Policy is trying to help move things forward said Johnson. The Mansion House Accord, for example, is aimed at getting more money from pension funds into high-growth UK businesses. In simple terms, it’s about encouraging very large, very cautious pools of capital to take a bit more risk in private markets.
Delegates were also treated to an inside view on the negotiations to shape the Mansion House agreements from Sarah Adams, policy director of UK Private Capital.
We then moved into a thought-provoking panel on ‘Backing Regional Growth: LPs, Pensions and the Mansion House Compact’, with great insights from Sarah Adams (UK Private Capital), Paddy Dowdall (Greater Manchester Pension Fund), Dean Heaney (Mercia Asset Management PLC) and Veronica Humble (NatWest Cushon).
The morning wrapped up with a deep dive into ‘Investing in Tech’s New Era’. Starting with a fireside chat with Jesper With-Fogstrup, Group CEO of Moneypenny.
Followed by a panel featuring Alex Craven (The Data City), Steve Lydford (Codurance), Zandra Moore MBE (Zygens), and Neil Vose (EHE Venture Studio).
A clear theme throughout the morning: maintain a positive outlook.
It’s a meaningful step in the right direction.
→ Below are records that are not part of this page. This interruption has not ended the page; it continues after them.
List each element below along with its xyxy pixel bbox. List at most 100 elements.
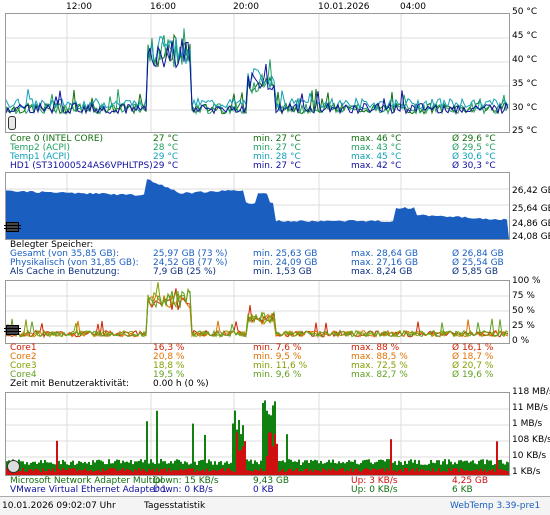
network-up-bar [398,470,400,475]
network-up-bar [28,469,30,475]
sensor-avg: Ø 29,6 °C [452,134,496,144]
core-current: 18,8 % [153,361,185,371]
y-tick-label: 35 °C [512,79,538,89]
user-activity-value: 0.00 h (0 %) [153,379,209,389]
network-up-bar [344,471,346,475]
network-up-bar [198,471,200,475]
network-down-bar [78,461,80,475]
network-up-bar [154,471,156,475]
network-up-bar [286,471,288,475]
network-up-bar [134,469,136,475]
network-up-bar [412,468,414,475]
network-down-bar [464,460,466,475]
network-down-bar [208,459,210,475]
network-up-bar [230,470,232,475]
network-down-bar [466,460,468,475]
network-up-bar [164,468,166,475]
network-up-bar [314,469,316,475]
network-down-bar [386,459,388,475]
network-down-bar [332,459,334,475]
network-up-bar [124,470,126,475]
network-down-bar [120,463,122,475]
y-tick-label: 10 KB/s [512,451,547,461]
network-up-bar [468,470,470,475]
network-up-bar [32,470,34,475]
network-down-bar [370,462,372,475]
network-up-bar [200,470,202,475]
network-up-bar [16,471,18,475]
network-up-bar [190,468,192,475]
tab-tagesstatistik[interactable]: Tagesstatistik [144,501,206,511]
network-up-bar [492,469,494,475]
network-up-bar [86,470,88,475]
network-up-bar [450,471,452,475]
network-up-bar [196,469,198,475]
network-up-bar [110,468,112,475]
network-up-bar [362,469,364,475]
network-down-bar [414,459,416,475]
network-up-bar [408,471,410,475]
adapter-up: Up: 0 KB/s [351,485,398,495]
network-up-bar [26,471,28,475]
y-tick-label: 100 % [512,276,541,286]
network-up-bar [414,471,416,475]
network-up-bar [80,470,82,475]
network-up-bar [228,468,230,475]
network-up-bar [448,468,450,475]
network-up-bar [244,441,246,475]
network-up-bar [136,470,138,475]
network-up-bar [232,471,234,475]
network-up-bar [174,470,176,475]
network-up-bar [38,470,40,475]
network-up-bar [82,470,84,475]
network-up-bar [176,470,178,475]
network-down-bar [146,421,148,475]
network-down-bar [352,461,354,475]
memory-label: Gesamt (von 35,85 GB): [10,249,120,259]
network-down-bar [260,460,262,475]
network-up-bar [258,470,260,475]
network-up-bar [364,468,366,475]
network-down-bar [202,459,204,475]
network-down-bar [252,463,254,475]
core-avg: Ø 18,7 % [452,352,494,362]
network-down-bar [254,460,256,475]
network-up-bar [24,471,26,475]
core-current: 20,8 % [153,352,185,362]
network-down-bar [138,460,140,475]
network-up-bar [68,468,70,475]
network-down-bar [46,462,48,475]
sensor-name: Core 0 (INTEL CORE) [10,134,104,144]
network-up-bar [276,443,278,475]
network-up-bar [384,471,386,475]
sensor-current: 29 °C [153,161,179,171]
core-avg: Ø 20,7 % [452,361,494,371]
network-down-bar [272,405,274,475]
core-min: min. 7,6 % [253,343,302,353]
network-down-bar [72,460,74,475]
network-down-bar [64,461,66,475]
network-down-bar [320,460,322,475]
network-up-bar [270,432,272,475]
network-down-bar [364,460,366,475]
network-up-bar [330,470,332,475]
network-up-bar [434,471,436,475]
network-up-bar [370,470,372,475]
network-up-bar [224,471,226,475]
network-up-bar [488,470,490,475]
network-down-bar [410,459,412,475]
network-up-bar [48,468,50,475]
network-down-bar [182,463,184,475]
network-down-bar [158,463,160,475]
network-down-bar [128,462,130,475]
network-down-bar [336,463,338,475]
network-down-bar [278,460,280,475]
adapter-down: Down: 15 KB/s [153,476,219,486]
network-down-bar [362,460,364,475]
network-up-bar [490,470,492,475]
network-down-bar [426,464,428,475]
network-down-bar [176,459,178,475]
network-up-bar [116,470,118,475]
network-down-bar [472,460,474,475]
core-avg: Ø 19,6 % [452,370,494,380]
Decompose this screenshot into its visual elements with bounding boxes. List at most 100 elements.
The UK has long been seen as underinvested, and pension funds are one of the few sources of capital big enough to make a real difference. But there is a fairly clear view across the market: you can encourage capital, but you can’t force it.
Investors will still back quality businesses, strong returns and a clear story. The reforms may help more money flow, but they don’t change what investors are willing to invest in.
Meanwhile, the broader backdrop isn’t exactly making life easier. As Simon Oates from PWC pointed out, “private capital is both a powerful engine for growth and highly sensitive to uncertainty, which is slightly unfortunate, given the current abundance of it.”
He added: “The UK has been underinvesting relative to its G7 peers for decades, to the tune of around 3-4% of GDP each year. That equates to roughly £100bn annually, or about £2 trillion over time. Not a rounding error. And that gap shows up everywhere: infrastructure, technology adoption, skills, and productivity.”
On top of that, there are more immediate headwinds. Geopolitical tensions are feeding into energy prices and supply chains, inflation remains unpredictable, and the cost of capital is structurally higher than it was in the “money was basically free” era. In that environment, capital doesn’t vanish, but it does become more cautious, more selective, and occasionally harder to coax into signing term sheets.
And yet, it’s not all doom and discounted valuations. Oates said: “Private equity and venture capital are playing an increasingly important role, not just providing funding, but bringing operational discipline, strategic clarity, and a willingness to back businesses through longer, messier growth journeys.”
Taken together, the UK investment picture is one of gradual alignment. The ingredients are there: strong research, improving regional ecosystems, and policy nudging capital in the right direction. The challenge is getting ambition, talent, and funding to operate at the same level and ideally at the same time.
When that happens, the upside is significant, said the panel, adding that when it doesn’t, the UK risks continuing its long-standing habit of inventing brilliant things and then watching someone else scale them. The mood, then, is not pessimistic but it is realistic. And perhaps just self-aware enough to admit that part of the problem might be in the mirror.